Com a grana que investiram o Inter e o Delcyr Sonda, daria para comprar um outro meia atacante com técnica apurada e carreira ascendente. No Chile, no Uruguai, na Colômbia, talvez na Argentina. Nenhum deles, porém, teria o impacto de D’Ale. É um jogador que garante votos, que facilita a reeleição de Píffero. Lota aeroporto, atrai sócios, aumenta a média de público. Talvez até obrigue o Inter a adotar numeração fixa - de quem mais poderia ser a 10, senão dele?

A meia ofensiva não era agora uma prioridade. Depois de muitos anos, o clube achou o enganche que faltava - Alex, outrora lateral esquerdo e terceiro homem, resolveu assumir essa função. Faz com maestria, tem 21 gols no ano. Porém, tem passaporte italiano. Dificilmente ficará na janela de agosto. Daí a necessidade de investir numa outra referência técnica, de preferência com credenciais.

Falei anteriormente em meias com carreira ascendente. Procurei no google os meias atacantes argentinos que lembrava, jovens que se destacaram no campeonato local e na seleção sub20 - Di Maria, Lautaro Acosta. Na Europa, ambos. Há uma imensa dificuldade - mal surge, o jogador é repassado por cifras altíssimas. Robert Flores, uruguaio, encantou o país no Clausura. Isso foi algo como anteontem: hoje, está no River Plate argentino emprestado pelo Villarreal, dono do seu passe.

Assim, fica muito mais fácil trazer quem não deu certo por lá, como D’Alessandro. Foi atrás do dinheiro no time da Volkswagen, depois na Inglaterra e na província de Aragão. Ganhou muito, mas perdeu futebol. Ganhou marra, máscara, fama de jogador problemático - as brigas com Aimar, mais velho e melhor, não deixam mentir.

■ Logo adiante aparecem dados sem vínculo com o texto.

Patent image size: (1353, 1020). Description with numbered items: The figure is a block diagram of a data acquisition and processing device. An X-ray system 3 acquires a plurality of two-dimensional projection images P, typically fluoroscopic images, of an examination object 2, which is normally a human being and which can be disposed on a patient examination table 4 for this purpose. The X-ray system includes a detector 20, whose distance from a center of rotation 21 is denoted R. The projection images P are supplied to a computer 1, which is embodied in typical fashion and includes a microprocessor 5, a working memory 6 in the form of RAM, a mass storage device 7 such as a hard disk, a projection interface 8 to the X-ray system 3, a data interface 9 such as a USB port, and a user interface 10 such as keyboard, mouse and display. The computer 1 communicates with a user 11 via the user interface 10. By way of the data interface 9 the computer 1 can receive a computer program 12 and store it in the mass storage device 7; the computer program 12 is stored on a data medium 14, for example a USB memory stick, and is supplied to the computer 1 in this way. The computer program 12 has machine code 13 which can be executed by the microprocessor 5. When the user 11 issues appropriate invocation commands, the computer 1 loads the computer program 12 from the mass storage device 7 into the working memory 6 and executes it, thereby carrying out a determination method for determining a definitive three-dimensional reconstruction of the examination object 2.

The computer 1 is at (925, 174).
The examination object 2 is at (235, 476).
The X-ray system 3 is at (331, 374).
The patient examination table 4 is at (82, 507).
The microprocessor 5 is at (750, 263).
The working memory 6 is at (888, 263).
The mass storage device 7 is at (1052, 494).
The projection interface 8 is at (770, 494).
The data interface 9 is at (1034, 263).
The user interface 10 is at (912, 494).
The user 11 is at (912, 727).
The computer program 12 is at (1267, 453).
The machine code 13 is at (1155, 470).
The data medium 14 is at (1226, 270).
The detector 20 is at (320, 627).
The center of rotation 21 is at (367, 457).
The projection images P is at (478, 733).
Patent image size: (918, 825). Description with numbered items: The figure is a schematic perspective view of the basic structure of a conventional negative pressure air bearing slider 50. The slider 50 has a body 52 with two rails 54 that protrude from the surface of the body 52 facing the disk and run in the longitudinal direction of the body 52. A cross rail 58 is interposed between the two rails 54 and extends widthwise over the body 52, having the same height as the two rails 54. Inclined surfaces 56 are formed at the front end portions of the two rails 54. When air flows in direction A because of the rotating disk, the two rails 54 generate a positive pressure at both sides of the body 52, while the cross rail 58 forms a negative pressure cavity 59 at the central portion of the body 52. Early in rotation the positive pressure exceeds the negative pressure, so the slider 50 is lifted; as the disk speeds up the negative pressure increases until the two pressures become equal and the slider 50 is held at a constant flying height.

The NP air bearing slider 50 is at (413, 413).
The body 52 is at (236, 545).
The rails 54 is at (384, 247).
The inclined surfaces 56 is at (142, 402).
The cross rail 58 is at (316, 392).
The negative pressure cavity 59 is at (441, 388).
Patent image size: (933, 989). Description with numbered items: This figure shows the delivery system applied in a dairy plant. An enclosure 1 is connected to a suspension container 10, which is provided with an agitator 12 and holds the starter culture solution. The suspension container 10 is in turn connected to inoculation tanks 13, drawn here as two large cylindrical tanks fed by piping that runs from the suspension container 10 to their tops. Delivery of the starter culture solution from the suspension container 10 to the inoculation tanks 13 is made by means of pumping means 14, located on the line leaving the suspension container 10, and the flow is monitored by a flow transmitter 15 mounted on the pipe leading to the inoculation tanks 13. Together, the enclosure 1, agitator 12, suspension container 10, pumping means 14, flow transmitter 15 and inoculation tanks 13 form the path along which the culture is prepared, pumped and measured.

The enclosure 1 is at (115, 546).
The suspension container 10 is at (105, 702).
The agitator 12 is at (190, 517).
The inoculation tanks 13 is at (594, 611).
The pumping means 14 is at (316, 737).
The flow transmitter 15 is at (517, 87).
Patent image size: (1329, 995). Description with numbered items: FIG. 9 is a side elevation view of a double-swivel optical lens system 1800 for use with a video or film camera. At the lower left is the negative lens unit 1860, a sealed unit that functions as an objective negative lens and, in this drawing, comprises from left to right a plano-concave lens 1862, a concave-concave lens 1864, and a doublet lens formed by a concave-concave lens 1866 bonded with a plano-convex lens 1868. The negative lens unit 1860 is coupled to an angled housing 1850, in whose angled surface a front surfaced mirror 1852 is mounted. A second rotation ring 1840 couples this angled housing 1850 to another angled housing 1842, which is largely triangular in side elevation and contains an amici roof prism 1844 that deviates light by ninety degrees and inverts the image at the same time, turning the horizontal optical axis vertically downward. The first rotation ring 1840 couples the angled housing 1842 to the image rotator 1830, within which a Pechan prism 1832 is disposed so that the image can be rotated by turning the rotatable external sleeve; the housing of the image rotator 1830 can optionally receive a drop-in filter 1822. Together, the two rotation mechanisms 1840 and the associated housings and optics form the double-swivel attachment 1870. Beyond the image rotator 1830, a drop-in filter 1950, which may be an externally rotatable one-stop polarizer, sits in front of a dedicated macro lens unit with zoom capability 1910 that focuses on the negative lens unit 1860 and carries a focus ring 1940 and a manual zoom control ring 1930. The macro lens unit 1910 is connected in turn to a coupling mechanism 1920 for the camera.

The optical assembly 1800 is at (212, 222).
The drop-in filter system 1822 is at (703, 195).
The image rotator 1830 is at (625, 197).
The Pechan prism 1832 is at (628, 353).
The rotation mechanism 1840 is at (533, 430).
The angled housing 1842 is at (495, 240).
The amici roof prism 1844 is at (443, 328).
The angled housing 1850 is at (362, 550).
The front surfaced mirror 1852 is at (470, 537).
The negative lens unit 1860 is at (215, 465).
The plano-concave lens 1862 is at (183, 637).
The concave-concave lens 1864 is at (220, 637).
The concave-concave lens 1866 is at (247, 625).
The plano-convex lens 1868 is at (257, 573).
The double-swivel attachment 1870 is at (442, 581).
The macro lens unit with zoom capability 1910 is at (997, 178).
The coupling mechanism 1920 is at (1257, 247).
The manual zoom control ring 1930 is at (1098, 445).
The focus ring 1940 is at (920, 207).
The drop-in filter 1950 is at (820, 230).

Pode não dar certo dentro de campo, o que é uma possibilidade pequena, devido à qualidade do time do Inter e ao nível dos atletas do campeonato. Roger, por exemplo, levava o Grêmio nas costas mesmo estando numa descendência técnica um pouco mais séria do que a de D’Ale. É improvável, porém, que não dará certo como imagem. O Inter investiu num poderoso reforço de marketing para mobilizar o clube a fim de disputar, e ganhar, a Libertadores no Centenário.

June 12, 2008

Conjectura

os diálogos abaixo foram invenção da minha cabeça, baseadas na lógica dos fatos correntes. Se não for verdade, se for inverossímil, gritem nos comentários.

quinta:
FC: “Píffero, o melhor treinador é o Tite”
VP: “Não gosto, e a torcida vai me matar pq é gremista”.

sexta:
FC: “Luigi, o meu treinador é o Tite, mas o Píffero não quer”.
GL: “O meu também. Vou tentar convencer o presidente.”

sábado:
GL: “O meu treinador e o do Carvalho, é o Tite. Topas?”
VP: “Nunca. Qualquer um. Até o Nelsinho.”

domingo:
GL: “Presidente disse nunca, até o Nelsinho serve.”
FC: “Ah é? Vamos ver.”

segunda:
FC, Rádio Gaúcha: “Nelsinho é um grande treinador e foi injustiçado no Inter”

terça:
VP: “Porra, de onde tiraram o Nelsinho?”
GL: “Ah, o Carvalho disse que tu gosta dele. Eu ainda prefiro o Tite. Mas é tu quem manda.”

ontem:
FC: “Viu? Perto do Nelsinho, o Tite é ídolo. A Gaúcha deu 90% a favor do meu treinador”.
VP: “Tá bom, vamos chamar. Mas com uma condição.”
FC: “Qual?”
VP: “Não sou eu quem vai aturar ele no vestiário. Vai ser tu.”

May 15, 2008

o que restou da Copa BR

Em primeiro lugar, uma lembrança:

time do Inter considerado ideal por Abel:
Renan; WM, Índio, Sorondo, Marcão; Edinho, Magrão, Guiñazu, Alex; Fernandão e Nilmar

time do Inter que levou o terceiro gol do Sport ontem:
Clemer; Bustos, Orozco, Danny e Derlei; Pessanha, Jonas, Guiñazu e Alex; Fernandão e Nilmar. Danny sairia para entrar Iarley, no desespero.

Em qualquer outra circunstância, uma derrota por 3x1 para o Sport na Ilha do Retiro, com este time, seria normal.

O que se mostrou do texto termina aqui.